-
Notifications
You must be signed in to change notification settings - Fork 522
Race condition when shutting down contexts (or ctrl+c) #812
Description
Bug report
Required Info:
- Operating System:
- Ubuntu 18.04 (it should be reproducible in others)
- Installation type:
- from source
- Version or commit hash:
- master (9be3e08)
- DDS implementation:
- fastrtps (it should happen in the others)
- Client library (if applicable):
- rclcpp
Steps to reproduce issue
Modify demo_nodes_cpp talker publish rate:
- timer_ = this->create_wall_timer(1s, publish_message);
+ timer_ = this->create_wall_timer(10ms, publish_message);
Use the following script:
#!/bin/bash
set -e
COUNTER=0
while [ $COUNTER -lt 1000 ]; do
echo "Retrying. Counter: $COUNTER"
exec -a "TALKER${COUNTER}" <demo_nodes_cpp PREFIX>/lib/demo_nodes_cpp/talker > /dev/null &
sleep 0.1
pkill --signal 2 -f "TALKER${COUNTER}"
let COUNTER=COUNTER+1
doneExpected behavior
Script should finish without showing any error message.
Actual behavior
I got once this:
Retrying.
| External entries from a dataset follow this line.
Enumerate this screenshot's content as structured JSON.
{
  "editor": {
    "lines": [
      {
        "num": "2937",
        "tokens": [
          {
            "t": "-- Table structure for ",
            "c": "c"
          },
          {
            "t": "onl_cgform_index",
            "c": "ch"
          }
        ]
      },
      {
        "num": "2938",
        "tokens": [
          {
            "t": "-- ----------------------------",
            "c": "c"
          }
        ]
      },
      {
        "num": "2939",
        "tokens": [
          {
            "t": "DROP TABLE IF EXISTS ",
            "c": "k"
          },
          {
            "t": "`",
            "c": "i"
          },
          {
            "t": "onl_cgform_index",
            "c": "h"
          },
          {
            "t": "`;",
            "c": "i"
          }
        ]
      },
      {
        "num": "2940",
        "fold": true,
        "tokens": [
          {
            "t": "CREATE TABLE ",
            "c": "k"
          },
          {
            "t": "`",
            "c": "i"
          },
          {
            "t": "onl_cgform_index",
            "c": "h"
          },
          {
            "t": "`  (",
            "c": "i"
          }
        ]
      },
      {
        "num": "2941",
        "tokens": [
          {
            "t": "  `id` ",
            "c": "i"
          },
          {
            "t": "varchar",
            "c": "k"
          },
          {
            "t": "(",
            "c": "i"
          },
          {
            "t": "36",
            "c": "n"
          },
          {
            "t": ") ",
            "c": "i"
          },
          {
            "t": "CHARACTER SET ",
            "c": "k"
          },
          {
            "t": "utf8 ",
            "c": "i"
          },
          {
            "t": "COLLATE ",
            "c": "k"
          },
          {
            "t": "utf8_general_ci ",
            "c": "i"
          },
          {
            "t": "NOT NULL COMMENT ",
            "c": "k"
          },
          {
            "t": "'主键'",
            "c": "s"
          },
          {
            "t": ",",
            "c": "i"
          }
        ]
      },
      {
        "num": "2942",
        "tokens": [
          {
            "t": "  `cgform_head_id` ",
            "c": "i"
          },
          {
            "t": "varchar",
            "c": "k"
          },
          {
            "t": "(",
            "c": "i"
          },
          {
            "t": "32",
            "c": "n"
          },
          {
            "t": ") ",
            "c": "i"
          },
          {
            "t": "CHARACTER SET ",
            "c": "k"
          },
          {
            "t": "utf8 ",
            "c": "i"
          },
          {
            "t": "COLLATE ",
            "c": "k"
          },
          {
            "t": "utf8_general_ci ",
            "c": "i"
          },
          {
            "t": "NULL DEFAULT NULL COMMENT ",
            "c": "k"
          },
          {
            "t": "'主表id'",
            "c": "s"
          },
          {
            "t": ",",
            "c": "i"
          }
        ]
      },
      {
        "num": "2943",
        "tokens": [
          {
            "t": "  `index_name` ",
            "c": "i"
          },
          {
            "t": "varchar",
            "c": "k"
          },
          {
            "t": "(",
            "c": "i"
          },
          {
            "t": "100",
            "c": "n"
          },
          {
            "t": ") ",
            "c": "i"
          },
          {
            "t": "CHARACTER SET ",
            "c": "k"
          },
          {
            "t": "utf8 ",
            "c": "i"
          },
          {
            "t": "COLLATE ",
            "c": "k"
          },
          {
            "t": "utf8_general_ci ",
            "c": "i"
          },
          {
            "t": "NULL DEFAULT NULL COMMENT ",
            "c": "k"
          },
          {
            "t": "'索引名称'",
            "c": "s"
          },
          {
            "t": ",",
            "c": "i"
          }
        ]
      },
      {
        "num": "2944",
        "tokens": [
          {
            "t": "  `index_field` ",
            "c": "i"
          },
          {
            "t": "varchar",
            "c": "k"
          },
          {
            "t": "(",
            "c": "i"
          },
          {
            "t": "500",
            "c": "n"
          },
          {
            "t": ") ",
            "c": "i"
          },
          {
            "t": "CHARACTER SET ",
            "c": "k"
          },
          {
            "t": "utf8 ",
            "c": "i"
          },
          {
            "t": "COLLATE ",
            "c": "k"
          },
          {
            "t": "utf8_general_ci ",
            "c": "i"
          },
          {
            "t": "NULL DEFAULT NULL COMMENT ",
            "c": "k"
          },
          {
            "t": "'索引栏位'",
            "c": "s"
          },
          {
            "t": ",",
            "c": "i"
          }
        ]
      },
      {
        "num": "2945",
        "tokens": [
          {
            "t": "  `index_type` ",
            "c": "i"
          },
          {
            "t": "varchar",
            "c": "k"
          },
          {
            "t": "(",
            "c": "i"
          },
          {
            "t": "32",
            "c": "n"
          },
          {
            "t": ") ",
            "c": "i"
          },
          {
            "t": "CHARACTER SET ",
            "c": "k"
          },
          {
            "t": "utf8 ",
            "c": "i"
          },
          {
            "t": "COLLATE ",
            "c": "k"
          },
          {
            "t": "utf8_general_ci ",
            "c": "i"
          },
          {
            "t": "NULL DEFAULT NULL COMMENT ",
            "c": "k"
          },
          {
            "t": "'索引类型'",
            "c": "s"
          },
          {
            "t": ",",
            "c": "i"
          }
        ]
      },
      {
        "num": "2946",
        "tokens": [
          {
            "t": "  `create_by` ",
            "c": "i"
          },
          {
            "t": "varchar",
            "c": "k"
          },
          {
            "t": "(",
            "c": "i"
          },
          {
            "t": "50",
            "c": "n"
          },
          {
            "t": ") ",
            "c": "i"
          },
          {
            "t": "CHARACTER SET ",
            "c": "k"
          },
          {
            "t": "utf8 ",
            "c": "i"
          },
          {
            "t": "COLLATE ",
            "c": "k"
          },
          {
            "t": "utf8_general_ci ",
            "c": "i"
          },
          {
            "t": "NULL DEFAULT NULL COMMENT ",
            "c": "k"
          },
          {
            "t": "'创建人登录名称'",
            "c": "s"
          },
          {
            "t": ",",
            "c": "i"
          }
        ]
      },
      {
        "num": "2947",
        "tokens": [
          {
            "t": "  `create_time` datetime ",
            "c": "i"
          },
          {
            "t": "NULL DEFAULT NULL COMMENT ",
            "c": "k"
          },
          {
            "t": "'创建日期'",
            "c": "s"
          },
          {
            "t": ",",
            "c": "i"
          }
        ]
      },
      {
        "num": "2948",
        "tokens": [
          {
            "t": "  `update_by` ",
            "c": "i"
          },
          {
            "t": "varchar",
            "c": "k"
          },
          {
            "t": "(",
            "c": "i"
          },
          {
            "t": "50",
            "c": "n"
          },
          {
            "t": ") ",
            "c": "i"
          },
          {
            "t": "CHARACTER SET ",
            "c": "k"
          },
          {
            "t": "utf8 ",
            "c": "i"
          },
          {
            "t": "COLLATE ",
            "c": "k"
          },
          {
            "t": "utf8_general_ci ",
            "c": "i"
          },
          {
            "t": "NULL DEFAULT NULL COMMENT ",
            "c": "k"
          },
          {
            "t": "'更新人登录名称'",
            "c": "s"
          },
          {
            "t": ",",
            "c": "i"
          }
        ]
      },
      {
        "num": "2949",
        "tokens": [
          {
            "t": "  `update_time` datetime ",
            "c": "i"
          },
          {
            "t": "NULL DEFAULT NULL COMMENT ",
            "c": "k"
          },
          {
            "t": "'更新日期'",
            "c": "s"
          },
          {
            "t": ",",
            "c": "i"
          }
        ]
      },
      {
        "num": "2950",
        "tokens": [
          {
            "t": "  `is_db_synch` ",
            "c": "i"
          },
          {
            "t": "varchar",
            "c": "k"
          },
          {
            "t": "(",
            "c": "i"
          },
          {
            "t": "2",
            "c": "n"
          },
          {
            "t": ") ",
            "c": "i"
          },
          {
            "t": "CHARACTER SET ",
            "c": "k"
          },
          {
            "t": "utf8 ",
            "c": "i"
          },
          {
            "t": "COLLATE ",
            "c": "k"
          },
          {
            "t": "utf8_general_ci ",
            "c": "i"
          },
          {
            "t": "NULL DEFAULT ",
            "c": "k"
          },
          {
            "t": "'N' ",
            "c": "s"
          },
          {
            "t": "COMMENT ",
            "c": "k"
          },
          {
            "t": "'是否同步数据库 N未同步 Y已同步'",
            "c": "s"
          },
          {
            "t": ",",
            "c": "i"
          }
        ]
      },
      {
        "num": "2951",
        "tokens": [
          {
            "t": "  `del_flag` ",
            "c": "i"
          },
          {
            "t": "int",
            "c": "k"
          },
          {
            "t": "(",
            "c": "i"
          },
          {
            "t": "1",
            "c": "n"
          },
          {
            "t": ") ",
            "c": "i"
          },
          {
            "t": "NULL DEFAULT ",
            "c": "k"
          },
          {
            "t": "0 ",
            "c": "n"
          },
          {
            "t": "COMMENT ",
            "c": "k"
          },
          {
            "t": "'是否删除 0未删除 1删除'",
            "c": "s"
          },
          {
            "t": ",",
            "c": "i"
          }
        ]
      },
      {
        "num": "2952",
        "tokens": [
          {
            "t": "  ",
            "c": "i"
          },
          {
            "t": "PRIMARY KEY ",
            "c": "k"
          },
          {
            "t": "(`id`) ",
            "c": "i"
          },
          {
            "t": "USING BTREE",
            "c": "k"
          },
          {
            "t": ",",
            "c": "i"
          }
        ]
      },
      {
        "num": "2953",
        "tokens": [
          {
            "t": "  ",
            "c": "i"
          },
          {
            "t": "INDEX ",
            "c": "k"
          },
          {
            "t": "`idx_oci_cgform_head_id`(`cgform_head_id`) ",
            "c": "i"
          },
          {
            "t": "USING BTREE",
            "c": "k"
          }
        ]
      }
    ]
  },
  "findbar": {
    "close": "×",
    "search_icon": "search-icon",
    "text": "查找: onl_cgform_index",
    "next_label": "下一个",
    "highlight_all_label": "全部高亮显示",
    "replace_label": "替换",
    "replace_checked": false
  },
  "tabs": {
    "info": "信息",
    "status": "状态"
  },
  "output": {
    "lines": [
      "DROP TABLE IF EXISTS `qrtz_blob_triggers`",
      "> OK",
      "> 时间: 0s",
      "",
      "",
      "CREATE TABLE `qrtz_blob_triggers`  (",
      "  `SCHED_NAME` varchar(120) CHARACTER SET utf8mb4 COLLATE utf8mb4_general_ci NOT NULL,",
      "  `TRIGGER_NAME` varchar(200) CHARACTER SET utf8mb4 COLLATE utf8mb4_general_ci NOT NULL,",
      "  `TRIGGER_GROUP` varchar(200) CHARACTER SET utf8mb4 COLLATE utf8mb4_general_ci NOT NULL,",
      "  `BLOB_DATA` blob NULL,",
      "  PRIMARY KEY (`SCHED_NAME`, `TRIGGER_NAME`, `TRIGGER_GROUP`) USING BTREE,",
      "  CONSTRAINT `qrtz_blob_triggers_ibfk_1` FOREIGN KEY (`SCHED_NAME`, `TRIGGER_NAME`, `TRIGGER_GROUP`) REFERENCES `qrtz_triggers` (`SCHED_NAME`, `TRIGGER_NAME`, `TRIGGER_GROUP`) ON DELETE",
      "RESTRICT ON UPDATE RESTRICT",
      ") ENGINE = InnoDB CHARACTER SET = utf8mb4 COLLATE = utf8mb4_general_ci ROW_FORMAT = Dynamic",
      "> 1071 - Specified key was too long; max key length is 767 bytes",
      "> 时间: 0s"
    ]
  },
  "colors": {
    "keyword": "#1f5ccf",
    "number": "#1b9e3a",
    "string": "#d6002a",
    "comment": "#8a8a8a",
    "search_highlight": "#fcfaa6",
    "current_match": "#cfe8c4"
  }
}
Counter: 940
Retrying. Counter: 941
Failed to publish log message to rosout: publisher's context is invalid, at /home/ivanpauno/ros2_ws/src/ros2/rcl/rcl/src/rcl/publisher.c:343
Retrying. Counter: 942
Retrying. Counter: 943
Retrying. Counter: 944
The script continued, so the return code was 0.
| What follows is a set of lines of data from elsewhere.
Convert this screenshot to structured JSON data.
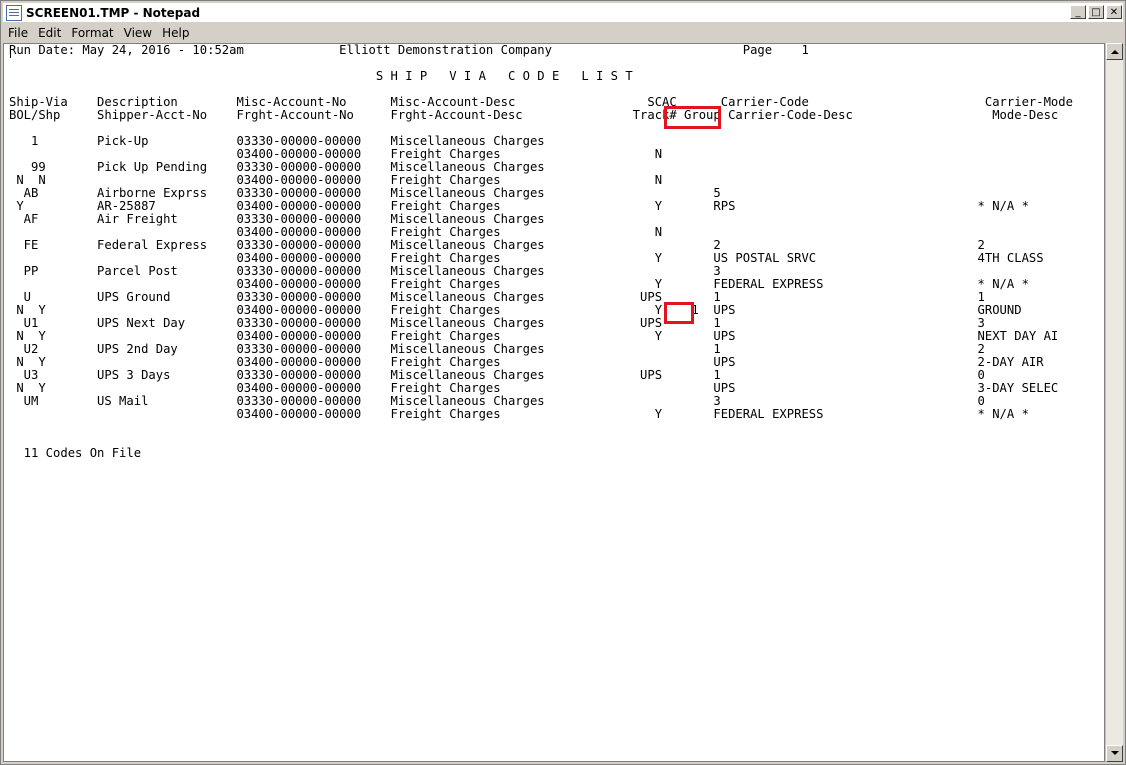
{
  "window": {
    "title": "SCREEN01.TMP - Notepad",
    "controls": {
      "minimize": "_",
      "maximize": "□",
      "close": "✕"
    }
  },
  "menu": [
    "File",
    "Edit",
    "Format",
    "View",
    "Help"
  ],
  "report": {
    "lines": [
      "Run Date: May 24, 2016 - 10:52am             Elliott Demonstration Company                          Page    1",
      "",
      "                                                  S H I P   V I A   C O D E   L I S T",
      "",
      "Ship-Via    Description        Misc-Account-No      Misc-Account-Desc                  SCAC      Carrier-Code                        Carrier-Mode",
      "BOL/Shp     Shipper-Acct-No    Frght-Account-No     Frght-Account-Desc               Track# Group Carrier-Code-Desc                   Mode-Desc",
      "",
      "   1        Pick-Up            03330-00000-00000    Miscellaneous Charges",
      "                               03400-00000-00000    Freight Charges                     N",
      "   99       Pick Up Pending    03330-00000-00000    Miscellaneous Charges",
      " N  N                          03400-00000-00000    Freight Charges                     N",
      "  AB        Airborne Exprss    03330-00000-00000    Miscellaneous Charges                       5",
      " Y          AR-25887           03400-00000-00000    Freight Charges                     Y       RPS                                 * N/A *",
      "  AF        Air Freight        03330-00000-00000    Miscellaneous Charges",
      "                               03400-00000-00000    Freight Charges                     N",
      "  FE        Federal Express    03330-00000-00000    Miscellaneous Charges                       2                                   2",
      "                               03400-00000-00000    Freight Charges                     Y       US POSTAL SRVC                      4TH CLASS",
      "  PP        Parcel Post        03330-00000-00000    Miscellaneous Charges                       3",
      "                               03400-00000-00000    Freight Charges                     Y       FEDERAL EXPRESS                     * N/A *",
      "  U         UPS Ground         03330-00000-00000    Miscellaneous Charges             UPS       1                                   1",
      " N  Y                          03400-00000-00000    Freight Charges                     Y    1  UPS                                 GROUND",
      "  U1        UPS Next Day       03330-00000-00000    Miscellaneous Charges             UPS       1                                   3",
      " N  Y                          03400-00000-00000    Freight Charges                     Y       UPS                                 NEXT DAY AI",
      "  U2        UPS 2nd Day        03330-00000-00000    Miscellaneous Charges                       1                                   2",
      " N  Y                          03400-00000-00000    Freight Charges                             UPS                                 2-DAY AIR",
      "  U3        UPS 3 Days         03330-00000-00000    Miscellaneous Charges             UPS       1                                   0",
      " N  Y                          03400-00000-00000    Freight Charges                             UPS                                 3-DAY SELEC",
      "  UM        US Mail            03330-00000-00000    Miscellaneous Charges                       3                                   0",
      "                               03400-00000-00000    Freight Charges                     Y       FEDERAL EXPRESS                     * N/A *",
      "",
      "",
      "  11 Codes On File"
    ]
  },
  "highlight_color": "#e0151f"
}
The script does one thousands try, and I got just once of this errors.
Additional information
rclcpp shuts down context when handling SIGINT:
rclcpp/rclcpp/src/rclcpp/signal_handler.cpp
Lines 255 to 280 in 9be3e08
| void | |
| SignalHandler::deferred_signal_handler() | |
| { | |
| while (true) { | |
| if (signal_received_.exchange(false)) { | |
| RCLCPP_DEBUG(get_logger(), "deferred_signal_handler(): SIGINT received, shutting down"); | |
| for (auto context_ptr : rclcpp::get_contexts()) { | |
| if (context_ptr->get_init_options().shutdown_on_sigint) { | |
| RCLCPP_DEBUG( | |
| get_logger(), | |
| "deferred_signal_handler(): " | |
| "shutting down rclcpp::Context @ %p, because it had shutdown_on_sigint == true", | |
| context_ptr.get()); | |
| context_ptr->shutdown("signal handler"); | |
| } | |
| } | |
| } | |
| if (!is_installed()) { | |
| RCLCPP_DEBUG(get_logger(), "deferred_signal_handler(): signal handling uninstalled"); | |
| break; | |
| } | |
| RCLCPP_DEBUG(get_logger(), "deferred_signal_handler(): waiting for SIGINT or uninstall"); | |
| wait_for_signal(); | |
| RCLCPP_DEBUG(get_logger(), "deferred_signal_handler(): woken up due to SIGINT or uninstall"); | |
| } | |
| } |
There is no synchronization between this shut down and the executors (which are still running).
It may happen that something that is being executed needs a context that has been shut down, so an error is possible.
Depending on how an invalid context is handled in each case, it could be just an error message or something else (e.g.: throwing an exception).
The error is unlikely as most of the time the executor is waiting for work, and after waiting we check if the context is still valid. But without any synchronization between shutdown and the executors, I think that a variety of different errors are possible.